Investors are quick to rave about real estate, and owning a home – or multiple homes, for that matter – is deeply ingrained in the concept of the American Dream. Investing in residential real estate can be a great way to generate passive income. However, there are some important points to consider before jumping into the world of real estate, especially for those thinking about becoming a landlord.
It takes grit
One of the best ways for an investor to maximize cash flow from a property is to manage the property personally. This can mean late-night calls for faulty heaters or air conditioners, burst pipes, electric problems and more. The possibility of things going wrong with a property that will require a landlord's attention is seemingly endless, and this is especially true when dealing with older homes.
Another option is to hire the services of a property manager. This will dig into profit margins, which are likely to be tight at the onset. However, hiring a property manager can take some of the stress out of the process. The property manager will field and respond to emotional emergency calls from tenants and handle other day-to-day activities of running the property. Investors in multi-unit properties may choose to offer a free or low-cost apartment to the property manager as an incentive or a way to reduce salary or the percentage of ownership.

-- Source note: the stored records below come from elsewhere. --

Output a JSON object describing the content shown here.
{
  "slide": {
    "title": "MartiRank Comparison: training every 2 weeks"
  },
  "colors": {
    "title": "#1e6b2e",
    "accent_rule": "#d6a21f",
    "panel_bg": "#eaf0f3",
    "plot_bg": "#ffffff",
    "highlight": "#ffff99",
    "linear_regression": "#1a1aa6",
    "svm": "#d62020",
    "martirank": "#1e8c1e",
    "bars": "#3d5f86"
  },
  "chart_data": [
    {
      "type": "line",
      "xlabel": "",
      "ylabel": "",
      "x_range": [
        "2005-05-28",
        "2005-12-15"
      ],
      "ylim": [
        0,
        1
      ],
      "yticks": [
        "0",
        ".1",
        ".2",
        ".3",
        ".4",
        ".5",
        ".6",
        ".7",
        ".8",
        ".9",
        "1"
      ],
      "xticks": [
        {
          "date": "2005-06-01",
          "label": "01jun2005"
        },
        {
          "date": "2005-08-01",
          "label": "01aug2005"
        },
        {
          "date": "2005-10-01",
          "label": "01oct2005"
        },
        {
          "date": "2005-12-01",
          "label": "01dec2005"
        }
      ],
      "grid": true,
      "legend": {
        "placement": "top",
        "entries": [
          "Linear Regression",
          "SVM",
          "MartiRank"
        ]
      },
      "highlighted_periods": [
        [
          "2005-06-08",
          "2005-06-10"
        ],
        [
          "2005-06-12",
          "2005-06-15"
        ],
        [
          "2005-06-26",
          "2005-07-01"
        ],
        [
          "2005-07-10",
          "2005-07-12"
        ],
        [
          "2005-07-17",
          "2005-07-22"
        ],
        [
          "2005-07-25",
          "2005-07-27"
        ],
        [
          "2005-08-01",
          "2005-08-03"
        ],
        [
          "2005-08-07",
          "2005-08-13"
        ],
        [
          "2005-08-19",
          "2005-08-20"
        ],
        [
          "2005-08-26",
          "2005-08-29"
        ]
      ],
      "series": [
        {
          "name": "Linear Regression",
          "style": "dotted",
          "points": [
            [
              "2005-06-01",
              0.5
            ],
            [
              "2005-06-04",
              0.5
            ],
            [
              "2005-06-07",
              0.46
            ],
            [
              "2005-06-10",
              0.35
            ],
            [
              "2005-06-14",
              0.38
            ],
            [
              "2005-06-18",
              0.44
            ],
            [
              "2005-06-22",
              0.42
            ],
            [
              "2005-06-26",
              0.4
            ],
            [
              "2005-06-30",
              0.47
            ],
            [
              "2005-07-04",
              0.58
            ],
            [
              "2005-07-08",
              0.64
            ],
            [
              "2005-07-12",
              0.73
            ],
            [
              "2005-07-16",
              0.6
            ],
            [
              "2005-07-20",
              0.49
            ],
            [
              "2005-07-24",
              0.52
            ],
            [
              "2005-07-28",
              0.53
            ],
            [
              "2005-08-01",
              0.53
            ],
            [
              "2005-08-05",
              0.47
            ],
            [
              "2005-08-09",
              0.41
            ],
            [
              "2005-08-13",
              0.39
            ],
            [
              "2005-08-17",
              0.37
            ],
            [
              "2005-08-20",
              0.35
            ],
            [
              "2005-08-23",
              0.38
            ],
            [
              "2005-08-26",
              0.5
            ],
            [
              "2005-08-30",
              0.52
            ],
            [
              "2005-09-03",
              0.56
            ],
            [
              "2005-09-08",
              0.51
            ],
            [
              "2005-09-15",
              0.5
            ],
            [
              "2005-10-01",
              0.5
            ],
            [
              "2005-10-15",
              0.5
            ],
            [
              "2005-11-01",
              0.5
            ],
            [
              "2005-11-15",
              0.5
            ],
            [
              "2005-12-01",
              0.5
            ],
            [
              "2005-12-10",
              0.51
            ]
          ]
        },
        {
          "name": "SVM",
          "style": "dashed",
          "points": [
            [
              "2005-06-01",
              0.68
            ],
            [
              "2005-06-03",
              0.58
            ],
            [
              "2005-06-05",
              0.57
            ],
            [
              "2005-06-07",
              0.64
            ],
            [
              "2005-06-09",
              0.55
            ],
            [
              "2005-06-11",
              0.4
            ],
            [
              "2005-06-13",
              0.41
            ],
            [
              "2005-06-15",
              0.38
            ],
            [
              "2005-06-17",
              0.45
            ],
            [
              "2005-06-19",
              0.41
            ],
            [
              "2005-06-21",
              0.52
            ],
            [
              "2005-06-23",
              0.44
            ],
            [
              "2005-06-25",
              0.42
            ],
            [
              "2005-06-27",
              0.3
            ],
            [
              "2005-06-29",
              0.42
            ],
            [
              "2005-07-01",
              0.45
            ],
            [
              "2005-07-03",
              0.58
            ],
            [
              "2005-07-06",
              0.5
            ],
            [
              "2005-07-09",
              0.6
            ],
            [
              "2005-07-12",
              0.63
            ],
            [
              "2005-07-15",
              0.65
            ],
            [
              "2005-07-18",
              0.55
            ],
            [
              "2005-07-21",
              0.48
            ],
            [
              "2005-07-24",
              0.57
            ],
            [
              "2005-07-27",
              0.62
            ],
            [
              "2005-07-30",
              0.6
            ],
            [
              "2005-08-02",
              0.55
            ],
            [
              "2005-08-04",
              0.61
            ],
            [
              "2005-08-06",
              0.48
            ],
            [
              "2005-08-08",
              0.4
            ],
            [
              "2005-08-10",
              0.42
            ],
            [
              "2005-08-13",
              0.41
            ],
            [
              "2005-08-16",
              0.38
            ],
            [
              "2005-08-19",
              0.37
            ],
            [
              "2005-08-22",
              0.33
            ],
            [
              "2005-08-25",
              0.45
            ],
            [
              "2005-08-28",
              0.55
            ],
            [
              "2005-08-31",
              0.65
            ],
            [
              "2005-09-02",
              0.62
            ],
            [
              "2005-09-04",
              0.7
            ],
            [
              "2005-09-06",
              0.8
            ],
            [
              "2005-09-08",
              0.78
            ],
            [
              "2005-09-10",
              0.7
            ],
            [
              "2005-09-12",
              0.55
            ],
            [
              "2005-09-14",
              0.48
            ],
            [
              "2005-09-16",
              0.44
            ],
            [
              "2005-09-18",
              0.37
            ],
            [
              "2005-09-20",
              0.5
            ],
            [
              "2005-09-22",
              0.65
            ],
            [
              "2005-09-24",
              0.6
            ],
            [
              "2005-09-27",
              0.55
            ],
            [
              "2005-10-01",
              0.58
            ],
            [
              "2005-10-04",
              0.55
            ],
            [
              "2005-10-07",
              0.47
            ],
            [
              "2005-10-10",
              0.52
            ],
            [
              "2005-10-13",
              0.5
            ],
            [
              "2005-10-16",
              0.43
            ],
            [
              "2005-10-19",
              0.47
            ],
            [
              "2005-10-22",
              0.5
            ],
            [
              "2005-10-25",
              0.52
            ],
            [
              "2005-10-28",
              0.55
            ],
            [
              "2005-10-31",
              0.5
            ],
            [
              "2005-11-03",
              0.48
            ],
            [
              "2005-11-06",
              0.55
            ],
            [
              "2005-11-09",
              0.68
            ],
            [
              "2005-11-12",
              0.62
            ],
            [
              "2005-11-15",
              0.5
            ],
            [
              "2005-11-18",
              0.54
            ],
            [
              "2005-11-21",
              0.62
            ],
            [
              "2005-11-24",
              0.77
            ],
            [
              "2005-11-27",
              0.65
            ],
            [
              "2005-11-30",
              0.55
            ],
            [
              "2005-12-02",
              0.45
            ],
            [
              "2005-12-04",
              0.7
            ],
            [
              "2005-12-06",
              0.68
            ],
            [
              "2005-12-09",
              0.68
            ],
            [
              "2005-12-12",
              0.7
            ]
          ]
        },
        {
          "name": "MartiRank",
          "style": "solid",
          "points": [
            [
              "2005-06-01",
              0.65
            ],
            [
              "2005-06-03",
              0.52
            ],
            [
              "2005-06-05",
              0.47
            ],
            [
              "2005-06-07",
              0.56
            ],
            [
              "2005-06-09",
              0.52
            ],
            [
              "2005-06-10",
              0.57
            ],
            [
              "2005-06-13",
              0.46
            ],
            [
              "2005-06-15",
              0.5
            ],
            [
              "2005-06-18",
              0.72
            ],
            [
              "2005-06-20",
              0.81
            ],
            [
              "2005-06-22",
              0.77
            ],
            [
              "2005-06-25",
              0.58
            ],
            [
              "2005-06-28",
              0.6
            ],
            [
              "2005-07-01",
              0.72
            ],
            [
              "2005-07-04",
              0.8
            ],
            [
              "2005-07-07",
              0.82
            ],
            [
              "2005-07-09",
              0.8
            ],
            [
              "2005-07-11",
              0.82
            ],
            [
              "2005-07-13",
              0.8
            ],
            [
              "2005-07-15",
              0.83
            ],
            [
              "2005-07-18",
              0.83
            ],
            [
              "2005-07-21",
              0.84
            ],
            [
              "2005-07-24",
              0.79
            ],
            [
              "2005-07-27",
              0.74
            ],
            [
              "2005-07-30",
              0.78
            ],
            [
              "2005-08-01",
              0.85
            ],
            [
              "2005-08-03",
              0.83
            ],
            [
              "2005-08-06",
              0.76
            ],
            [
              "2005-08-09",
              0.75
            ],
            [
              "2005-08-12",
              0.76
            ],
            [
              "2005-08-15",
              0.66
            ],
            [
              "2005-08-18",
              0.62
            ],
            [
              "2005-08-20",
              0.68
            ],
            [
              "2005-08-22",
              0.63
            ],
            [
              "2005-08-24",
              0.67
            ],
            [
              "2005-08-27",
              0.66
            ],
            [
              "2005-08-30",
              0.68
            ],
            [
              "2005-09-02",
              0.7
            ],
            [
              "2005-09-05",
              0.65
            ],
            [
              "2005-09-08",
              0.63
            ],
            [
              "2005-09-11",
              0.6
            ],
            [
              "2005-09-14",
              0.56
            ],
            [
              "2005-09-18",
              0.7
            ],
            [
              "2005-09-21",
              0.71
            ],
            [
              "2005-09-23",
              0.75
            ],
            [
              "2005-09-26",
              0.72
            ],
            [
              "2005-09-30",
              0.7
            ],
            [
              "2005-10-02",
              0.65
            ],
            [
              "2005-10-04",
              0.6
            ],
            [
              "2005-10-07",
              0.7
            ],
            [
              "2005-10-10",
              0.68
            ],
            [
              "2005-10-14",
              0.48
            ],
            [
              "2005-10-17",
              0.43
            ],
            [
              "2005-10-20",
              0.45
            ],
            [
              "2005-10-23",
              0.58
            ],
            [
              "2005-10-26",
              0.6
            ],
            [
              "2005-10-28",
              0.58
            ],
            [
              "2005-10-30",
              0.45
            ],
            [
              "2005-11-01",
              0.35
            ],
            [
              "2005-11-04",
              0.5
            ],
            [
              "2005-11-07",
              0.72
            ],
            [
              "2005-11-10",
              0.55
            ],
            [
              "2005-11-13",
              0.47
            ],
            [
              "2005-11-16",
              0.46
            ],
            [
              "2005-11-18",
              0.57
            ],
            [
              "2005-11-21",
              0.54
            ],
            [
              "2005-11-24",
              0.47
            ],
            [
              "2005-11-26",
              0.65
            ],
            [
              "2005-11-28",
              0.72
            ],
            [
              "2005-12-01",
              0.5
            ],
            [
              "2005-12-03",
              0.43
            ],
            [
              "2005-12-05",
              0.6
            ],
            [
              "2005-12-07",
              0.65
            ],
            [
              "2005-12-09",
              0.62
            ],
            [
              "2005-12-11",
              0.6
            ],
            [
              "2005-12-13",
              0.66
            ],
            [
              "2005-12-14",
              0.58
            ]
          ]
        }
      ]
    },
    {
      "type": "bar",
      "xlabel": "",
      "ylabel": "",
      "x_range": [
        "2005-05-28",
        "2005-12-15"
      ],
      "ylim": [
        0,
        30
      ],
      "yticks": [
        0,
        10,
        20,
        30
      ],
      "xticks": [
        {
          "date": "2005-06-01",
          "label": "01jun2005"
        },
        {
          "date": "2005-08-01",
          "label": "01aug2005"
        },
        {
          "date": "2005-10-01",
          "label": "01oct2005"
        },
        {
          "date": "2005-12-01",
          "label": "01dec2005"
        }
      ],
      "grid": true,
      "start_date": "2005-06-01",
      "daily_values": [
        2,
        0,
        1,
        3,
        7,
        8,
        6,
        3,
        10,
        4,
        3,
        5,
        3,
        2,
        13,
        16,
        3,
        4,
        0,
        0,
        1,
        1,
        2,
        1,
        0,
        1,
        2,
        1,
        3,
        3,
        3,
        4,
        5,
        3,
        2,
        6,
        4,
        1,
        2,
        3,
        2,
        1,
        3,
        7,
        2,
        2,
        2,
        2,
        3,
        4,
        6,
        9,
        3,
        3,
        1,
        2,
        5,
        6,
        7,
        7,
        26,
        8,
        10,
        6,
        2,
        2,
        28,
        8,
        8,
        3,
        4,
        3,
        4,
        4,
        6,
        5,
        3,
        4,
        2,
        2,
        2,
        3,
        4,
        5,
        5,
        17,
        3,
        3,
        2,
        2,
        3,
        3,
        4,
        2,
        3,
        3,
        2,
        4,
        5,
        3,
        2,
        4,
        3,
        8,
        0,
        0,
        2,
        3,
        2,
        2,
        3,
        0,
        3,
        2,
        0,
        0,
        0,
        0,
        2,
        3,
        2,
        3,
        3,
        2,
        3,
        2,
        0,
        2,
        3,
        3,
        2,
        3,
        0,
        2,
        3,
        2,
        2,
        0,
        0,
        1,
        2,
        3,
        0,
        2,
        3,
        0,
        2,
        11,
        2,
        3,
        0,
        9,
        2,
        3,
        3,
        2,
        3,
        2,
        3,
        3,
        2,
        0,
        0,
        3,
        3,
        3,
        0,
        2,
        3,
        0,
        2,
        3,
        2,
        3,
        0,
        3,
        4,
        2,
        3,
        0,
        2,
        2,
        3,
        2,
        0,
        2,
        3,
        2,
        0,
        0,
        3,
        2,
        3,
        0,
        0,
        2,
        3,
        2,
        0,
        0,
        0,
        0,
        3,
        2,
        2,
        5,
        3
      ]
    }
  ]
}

Account for maintenance costs
Those burst pipes, leaky roofs or electrical abnormalities can be signs of more serious problems. In many cases, according to local laws, these problems must be addressed by a licensed professional – and licensed professionals don't come cheap. A smart investor will want these issues taken care of by a competent professional to get them out of the way fast and with as few headaches as possible. Even relatively simple repairs can result in thousands of dollars of billable hours. So, an investor needs to have reserves to cover these unpredictable costs.
Consider macro trends
It's easy to get caught up in the romanticism of homeownership – all the more with single-family homes. In the midst of these heartfelt local connections, an investor needs to think on a much larger scale. For example, many cities in the Midwest are experiencing population loss as job-seekers migrate to big cities.
As companies merge and consolidate and we see more big-box stores than mom and pop shops, this macro trend is likely to continue. This can mean reduced demand for housing, lower rents and lower overall value should one choose to put the property up for sale. An investor would be better served purchasing property in an area with an upward population growth trend.
Rental properties can give you a respectable return for your down payment, but it's not always easy money. An investor – specifically one who plans to manage the property personally – can have a real challenge on their hands when the unexpected inevitably occurs. This can be a great opportunity for someone who has handyman abilities, a professional license and a strong stomach. However, if being a residential real estate owner or landlord sounds too intimidating and one is still interested in the market, REITs – Real Estate Investment Trusts – are another, simpler path to go down.